If you haven't yet found Carl Hiaasen, lucky you: he's written a bunch of novels, all gleefully bizarre. I suggest reading them in chronological order, or as close to it as you can. His first and perhaps darkest novel is Tourist Season. Subversive and hilarious, this book is a purge, propelled by the author's rage at the greed that is paving the everglades, and at the clueless tourists (in really tacky clothes) who encourage it. (Trivia Break: Jimmy Buffet's song "The Ballad of Skip Wiley" was written in praise of the environmental outlaw who is a main character.)

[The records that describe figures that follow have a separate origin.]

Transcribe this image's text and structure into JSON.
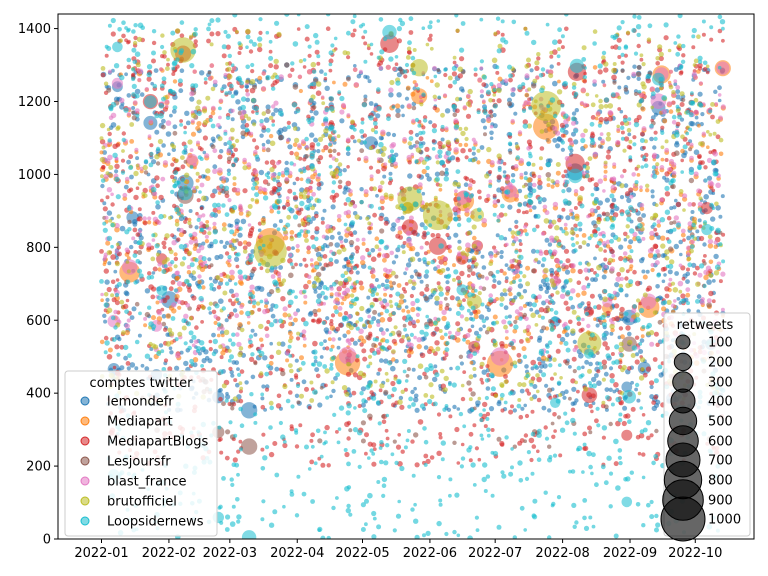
{
  "chart_data": {
    "type": "scatter",
    "title": "",
    "xlabel": "",
    "ylabel": "",
    "x_ticks": [
      "2022-01",
      "2022-02",
      "2022-03",
      "2022-04",
      "2022-05",
      "2022-06",
      "2022-07",
      "2022-08",
      "2022-09",
      "2022-10"
    ],
    "xlim": [
      "2021-12-12",
      "2022-10-28"
    ],
    "ylim": [
      0,
      1440
    ],
    "y_ticks": [
      0,
      200,
      400,
      600,
      800,
      1000,
      1200,
      1400
    ],
    "grid": false,
    "series_legend": {
      "title": "comptes twitter",
      "position": "lower-left",
      "entries": [
        {
          "name": "lemondefr",
          "color": "#1f77b4"
        },
        {
          "name": "Mediapart",
          "color": "#ff7f0e"
        },
        {
          "name": "MediapartBlogs",
          "color": "#d62728"
        },
        {
          "name": "Lesjoursfr",
          "color": "#8c564b"
        },
        {
          "name": "blast_france",
          "color": "#e377c2"
        },
        {
          "name": "brutofficiel",
          "color": "#bcbd22"
        },
        {
          "name": "Loopsidernews",
          "color": "#17becf"
        }
      ]
    },
    "size_legend": {
      "title": "retweets",
      "position": "lower-right",
      "values": [
        100,
        200,
        300,
        400,
        500,
        600,
        700,
        800,
        900,
        1000
      ]
    },
    "series": [
      {
        "name": "lemondefr",
        "y_range": [
          350,
          1300
        ],
        "density": "high",
        "marker_size_range_retweets": [
          1,
          150
        ]
      },
      {
        "name": "Mediapart",
        "y_range": [
          480,
          1300
        ],
        "density": "medium",
        "marker_size_range_retweets": [
          1,
          400
        ]
      },
      {
        "name": "MediapartBlogs",
        "y_range": [
          200,
          1400
        ],
        "density": "high",
        "marker_size_range_retweets": [
          1,
          200
        ]
      },
      {
        "name": "Lesjoursfr",
        "y_range": [
          250,
          1300
        ],
        "density": "low",
        "marker_size_range_retweets": [
          1,
          150
        ]
      },
      {
        "name": "blast_france",
        "y_range": [
          500,
          1300
        ],
        "density": "medium",
        "marker_size_range_retweets": [
          1,
          200
        ]
      },
      {
        "name": "brutofficiel",
        "y_range": [
          370,
          1400
        ],
        "density": "medium",
        "marker_size_range_retweets": [
          1,
          500
        ]
      },
      {
        "name": "Loopsidernews",
        "y_range": [
          0,
          1440
        ],
        "density": "high",
        "marker_size_range_retweets": [
          1,
          100
        ]
      }
    ]
  }
}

Don't stop there--next comes Double Whammy, where we meet the memorable Skink, former governor of Florida, madman of the mangroves with a stable moral reactor core and a skin as ragged as a loincloth after a hurricane. He reappears in Native Tongue, a scathing satire of Florida theme parks tempered by a hefty dose of silly. (Rumor has it that Hiaasen's secret dream is to be banned from Disneyworld-I, for one, am amazed that this book didn't do the trick.) Skink slides out of the swamp with his snake-on-a-stick in several of Hiaasen's novels. I'm always delighted to meet him again, as he is the guy who made me ask myself the question, "How can you be in love with a man who eats roadkill?"

If you're craving more, step up to the smorgasbord: Skin Tight, Strip Tease, Stormy Weather, Lucky You, Sick Puppy, and a new one due out in January 2002 called Basket Case.

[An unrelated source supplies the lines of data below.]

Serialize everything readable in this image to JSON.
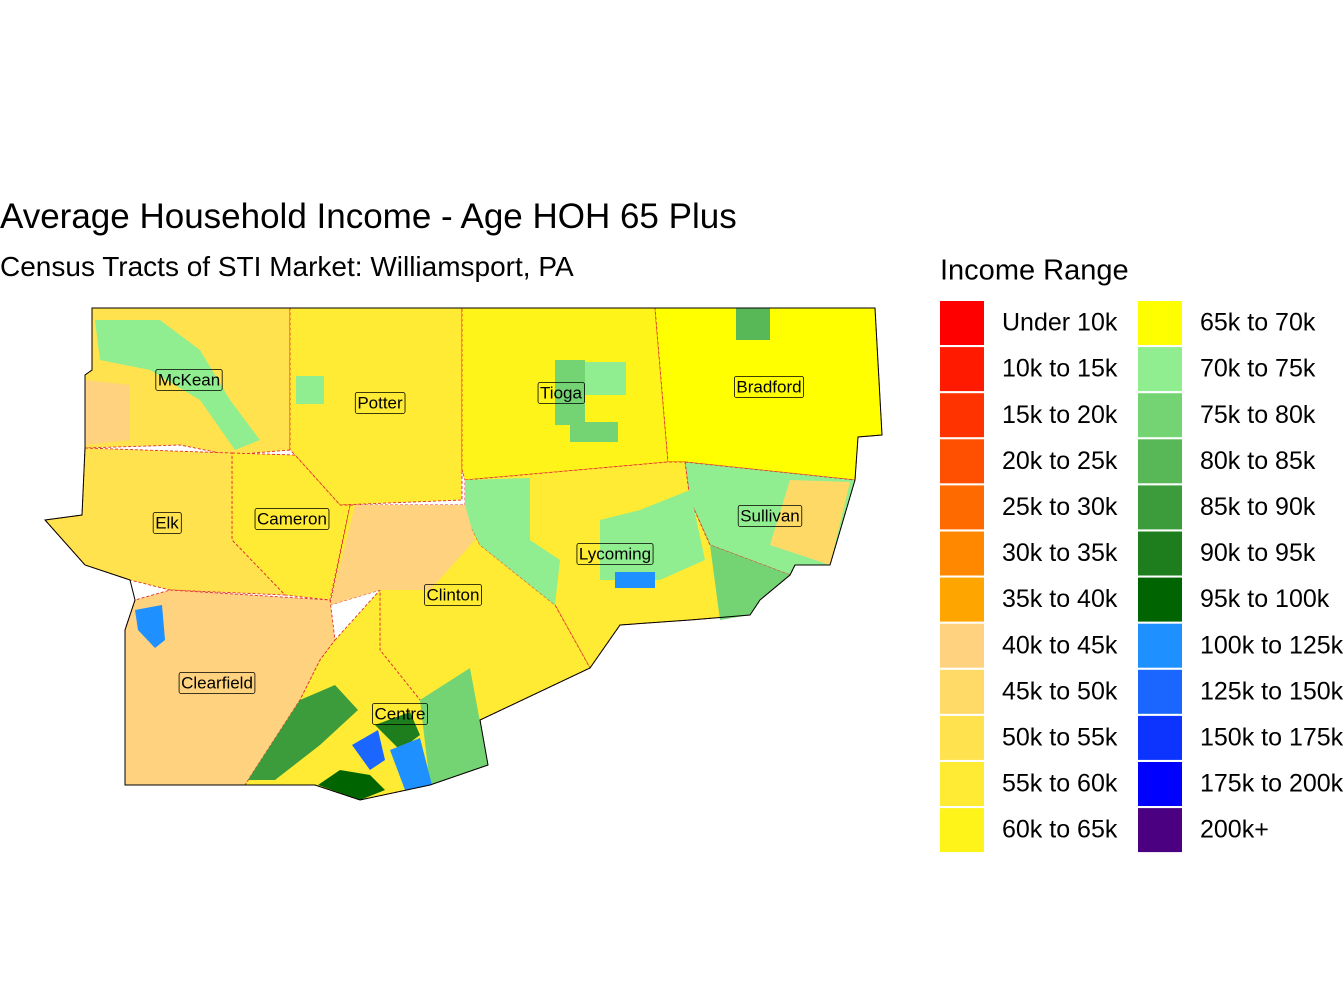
{
  "title": "Average Household Income - Age HOH 65 Plus",
  "subtitle": "Census Tracts of STI Market: Williamsport, PA",
  "legend": {
    "title": "Income Range",
    "items": [
      {
        "label": "Under 10k",
        "color": "#ff0000"
      },
      {
        "label": "10k to 15k",
        "color": "#ff1a00"
      },
      {
        "label": "15k to 20k",
        "color": "#ff3300"
      },
      {
        "label": "20k to 25k",
        "color": "#ff4f00"
      },
      {
        "label": "25k to 30k",
        "color": "#ff6a00"
      },
      {
        "label": "30k to 35k",
        "color": "#ff8800"
      },
      {
        "label": "35k to 40k",
        "color": "#ffa500"
      },
      {
        "label": "40k to 45k",
        "color": "#ffd27f"
      },
      {
        "label": "45k to 50k",
        "color": "#ffda66"
      },
      {
        "label": "50k to 55k",
        "color": "#ffe24d"
      },
      {
        "label": "55k to 60k",
        "color": "#ffeb33"
      },
      {
        "label": "60k to 65k",
        "color": "#fff41a"
      },
      {
        "label": "65k to 70k",
        "color": "#ffff00"
      },
      {
        "label": "70k to 75k",
        "color": "#90ee90"
      },
      {
        "label": "75k to 80k",
        "color": "#74d474"
      },
      {
        "label": "80k to 85k",
        "color": "#58b858"
      },
      {
        "label": "85k to 90k",
        "color": "#3c9c3c"
      },
      {
        "label": "90k to 95k",
        "color": "#1e7e1e"
      },
      {
        "label": "95k to 100k",
        "color": "#006400"
      },
      {
        "label": "100k to 125k",
        "color": "#1e90ff"
      },
      {
        "label": "125k to 150k",
        "color": "#1a66ff"
      },
      {
        "label": "150k to 175k",
        "color": "#0d33ff"
      },
      {
        "label": "175k to 200k",
        "color": "#0000ff"
      },
      {
        "label": "200k+",
        "color": "#4b0082"
      }
    ]
  },
  "counties": [
    {
      "label": "McKean"
    },
    {
      "label": "Potter"
    },
    {
      "label": "Tioga"
    },
    {
      "label": "Bradford"
    },
    {
      "label": "Elk"
    },
    {
      "label": "Cameron"
    },
    {
      "label": "Sullivan"
    },
    {
      "label": "Lycoming"
    },
    {
      "label": "Clinton"
    },
    {
      "label": "Clearfield"
    },
    {
      "label": "Centre"
    }
  ]
}
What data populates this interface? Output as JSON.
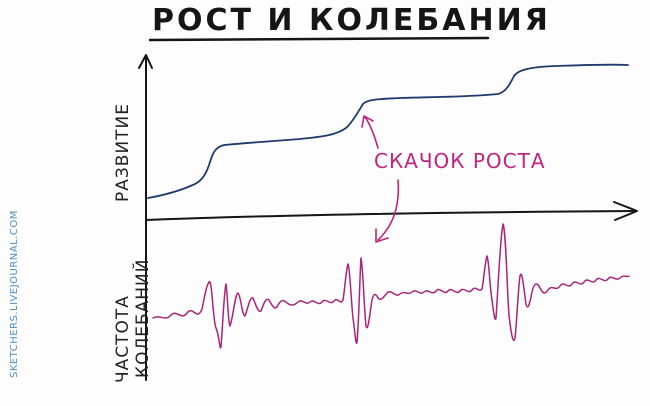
{
  "title": "РОСТ И КОЛЕБАНИЯ",
  "y_label_top": "РАЗВИТИЕ",
  "y_label_bottom_line1": "ЧАСТОТА",
  "y_label_bottom_line2": "КОЛЕБАНИЙ",
  "annotation": "СКАЧОК РОСТА",
  "credit": "SKETCHERS.LIVEJOURNAL.COM",
  "colors": {
    "ink": "#151515",
    "growth": "#1f3a6e",
    "oscillation": "#a8267a",
    "annotation": "#c1247d",
    "credit": "#4f8fc6"
  }
}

Hiaasen's unclassifiable fiction is usually found in mystery sections, as there's always a murder or two. Or five. It's not typical crime fiction, with clear borders between right and wrong. His heroes find themselves sucked into ethical whirlpools where civil disobedience, even outright lawbreaking, surface as weapons of last resort against boneheaded corruption and environmental destruction.

Hey, I like the occasional personal growth book as well as the next guy. But every now and then, we all need to get away. If you're ready to take a break from global concerns to cheer for ragged rebels and accidental outlaws, to escape to a world of dark hilarity where idealism flourishes, albeit wrapped in cynicism; if sometimes you get really really ticked off at what's happening to our natural world in the name of progress-pull Carl out of your beach bag, sit back, and get ready to rock and roll.